15. "Little Women" (2019)
A story that has been remade quite a few times on film, Little Women is based on the novel of the same name by Louisa May Alcott, which is based on the author's experiences growing up. Its latest iteration was particularly well done, as it was directed and adapted by Greta Gerwig, who gathered a stacked cast lead by Saoirse Ronan as the iconic Jo March.
16. "Captain Marvel"
The Avenger who has long been hailed one of the strongest and underrated of the bunch, Captain Marvel is all about that very character and how she received her life-altering powers. Following a bit of her life as the pilot Carol Danvers (Brie Larson), we get a better sense of who she is as a person and how that person remains true to herself even after sustaining a massive blast and becoming a superhero.
17. "The Color Purple"
Based on the novel of the same name by Alice Walker which went on to win the Pulitzer Prize, The Color Purple follows Celie Harris (Whoopi Goldberg) in the early 1900s as she endures abuse, racism, and sexism but is able to seek comfort in Shug (Margaret Avery) and Sofia (Oprah Winfrey). The film also touches on poverty and sexuality, creating a story that shines a light on a number of different issues that African-Americans faced both in that era and in the present day.
18. "Erin Brockovich"
Julia Roberts stars as Erin Brokovich in the film with the same name, a true story about a woman (Brockovich) who starts working at a law firm for Ed Masry (Albert Finney) and discovers a case that catches her attention. Though not a lawyer herself, she ends up getting invested in the case and is able to figure out that the Pacific Gas & Electric Company is responsible for causing illnesses in a number of residents in California. Roberts ended up taking home the Academy Award for Best Actress and the film was also up for quite a few other nominations, including Best Picture and Best Director.

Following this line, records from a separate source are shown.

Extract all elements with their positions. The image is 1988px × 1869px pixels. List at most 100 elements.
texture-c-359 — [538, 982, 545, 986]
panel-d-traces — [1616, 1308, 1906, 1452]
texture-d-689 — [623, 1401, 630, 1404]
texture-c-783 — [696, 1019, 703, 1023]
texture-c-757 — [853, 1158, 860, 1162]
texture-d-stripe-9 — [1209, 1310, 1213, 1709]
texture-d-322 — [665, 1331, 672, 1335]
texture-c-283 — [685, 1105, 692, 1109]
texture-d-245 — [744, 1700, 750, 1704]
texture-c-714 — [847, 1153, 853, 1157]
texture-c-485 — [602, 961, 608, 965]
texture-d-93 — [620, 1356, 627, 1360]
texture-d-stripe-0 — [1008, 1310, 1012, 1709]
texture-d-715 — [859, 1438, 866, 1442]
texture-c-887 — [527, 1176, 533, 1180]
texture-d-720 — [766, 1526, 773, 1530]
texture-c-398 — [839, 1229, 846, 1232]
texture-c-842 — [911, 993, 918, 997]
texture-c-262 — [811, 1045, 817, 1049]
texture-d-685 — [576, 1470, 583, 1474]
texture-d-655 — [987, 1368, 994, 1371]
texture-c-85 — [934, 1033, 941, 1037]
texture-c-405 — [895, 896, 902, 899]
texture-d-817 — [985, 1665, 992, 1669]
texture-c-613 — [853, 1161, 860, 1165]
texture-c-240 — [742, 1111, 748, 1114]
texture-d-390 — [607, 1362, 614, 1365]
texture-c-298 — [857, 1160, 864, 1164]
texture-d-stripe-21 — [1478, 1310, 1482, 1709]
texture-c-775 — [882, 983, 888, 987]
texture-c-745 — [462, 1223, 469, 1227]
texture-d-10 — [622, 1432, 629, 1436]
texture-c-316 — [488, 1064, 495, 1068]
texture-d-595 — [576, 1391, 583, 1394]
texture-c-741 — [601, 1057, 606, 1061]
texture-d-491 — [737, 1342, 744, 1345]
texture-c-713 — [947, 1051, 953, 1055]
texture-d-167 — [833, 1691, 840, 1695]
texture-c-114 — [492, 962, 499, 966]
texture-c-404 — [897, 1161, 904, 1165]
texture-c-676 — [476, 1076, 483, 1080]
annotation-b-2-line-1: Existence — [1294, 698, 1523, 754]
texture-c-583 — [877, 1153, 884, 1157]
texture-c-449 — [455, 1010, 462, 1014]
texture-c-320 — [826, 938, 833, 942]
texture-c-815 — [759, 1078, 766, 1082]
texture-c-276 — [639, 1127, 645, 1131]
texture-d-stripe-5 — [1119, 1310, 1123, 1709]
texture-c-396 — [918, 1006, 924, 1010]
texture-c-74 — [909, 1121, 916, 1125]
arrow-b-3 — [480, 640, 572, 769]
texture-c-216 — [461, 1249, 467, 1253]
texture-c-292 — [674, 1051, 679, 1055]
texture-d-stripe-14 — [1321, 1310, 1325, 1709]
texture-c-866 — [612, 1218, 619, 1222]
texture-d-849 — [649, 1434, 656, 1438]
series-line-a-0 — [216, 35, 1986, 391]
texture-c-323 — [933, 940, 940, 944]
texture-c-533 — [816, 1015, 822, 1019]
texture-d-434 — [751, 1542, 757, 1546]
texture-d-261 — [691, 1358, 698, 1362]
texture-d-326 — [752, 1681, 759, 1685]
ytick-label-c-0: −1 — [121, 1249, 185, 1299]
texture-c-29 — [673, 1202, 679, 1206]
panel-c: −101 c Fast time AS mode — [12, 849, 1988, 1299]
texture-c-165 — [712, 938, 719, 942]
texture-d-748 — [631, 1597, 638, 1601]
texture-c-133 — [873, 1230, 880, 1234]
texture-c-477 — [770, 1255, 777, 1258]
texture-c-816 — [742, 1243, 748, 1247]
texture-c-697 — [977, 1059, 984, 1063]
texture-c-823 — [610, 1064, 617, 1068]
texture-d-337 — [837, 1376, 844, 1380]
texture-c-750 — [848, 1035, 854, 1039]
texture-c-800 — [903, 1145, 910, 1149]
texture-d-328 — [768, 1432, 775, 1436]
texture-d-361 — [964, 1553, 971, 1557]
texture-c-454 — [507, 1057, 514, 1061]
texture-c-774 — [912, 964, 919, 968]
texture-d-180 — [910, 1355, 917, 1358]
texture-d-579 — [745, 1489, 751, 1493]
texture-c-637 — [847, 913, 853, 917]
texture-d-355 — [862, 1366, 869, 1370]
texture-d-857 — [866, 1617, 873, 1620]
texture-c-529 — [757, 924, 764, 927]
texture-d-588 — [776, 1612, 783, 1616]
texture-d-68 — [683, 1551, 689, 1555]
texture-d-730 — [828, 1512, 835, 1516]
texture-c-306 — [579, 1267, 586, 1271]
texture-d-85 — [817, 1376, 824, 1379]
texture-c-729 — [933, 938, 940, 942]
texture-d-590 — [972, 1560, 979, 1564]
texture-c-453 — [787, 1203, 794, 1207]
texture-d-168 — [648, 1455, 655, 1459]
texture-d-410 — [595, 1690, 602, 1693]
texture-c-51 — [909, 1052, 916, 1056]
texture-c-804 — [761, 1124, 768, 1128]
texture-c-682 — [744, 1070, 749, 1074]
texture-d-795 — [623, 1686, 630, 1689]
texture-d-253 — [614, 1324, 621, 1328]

Telling the real story of Selena Quintanilla-Pérez, the film tracks the Tejano singer from her childhood to the massive success she saw later in life. Jennifer Lopez plays Quintanilla-Pérez in a beautiful ode to a woman who had such an incredible influence yet was murdered at the young age of 23, sending shockwaves through her fanbase and those who greatly respected her work and artistry over her short years. The film was even added to the Library of Congress for its cultural significance in the years since its release.
Still a fairly new movie as Kristen Stewart is currently in the running for her first Academy Award for Best Actress, Spencer focuses deeply on Princess Diana during the Christmas weekend of 1991. It's more so a psychological drama than just a drama as it pays careful attention to Diana's every move and facial expression, with Stewart doing an incredible job of nailing each tiny mannerism perfectly. It's a snapshot of a woman who knows she doesn't fit in—and doesn't want to give in to—the Royal Family and their constricting ways.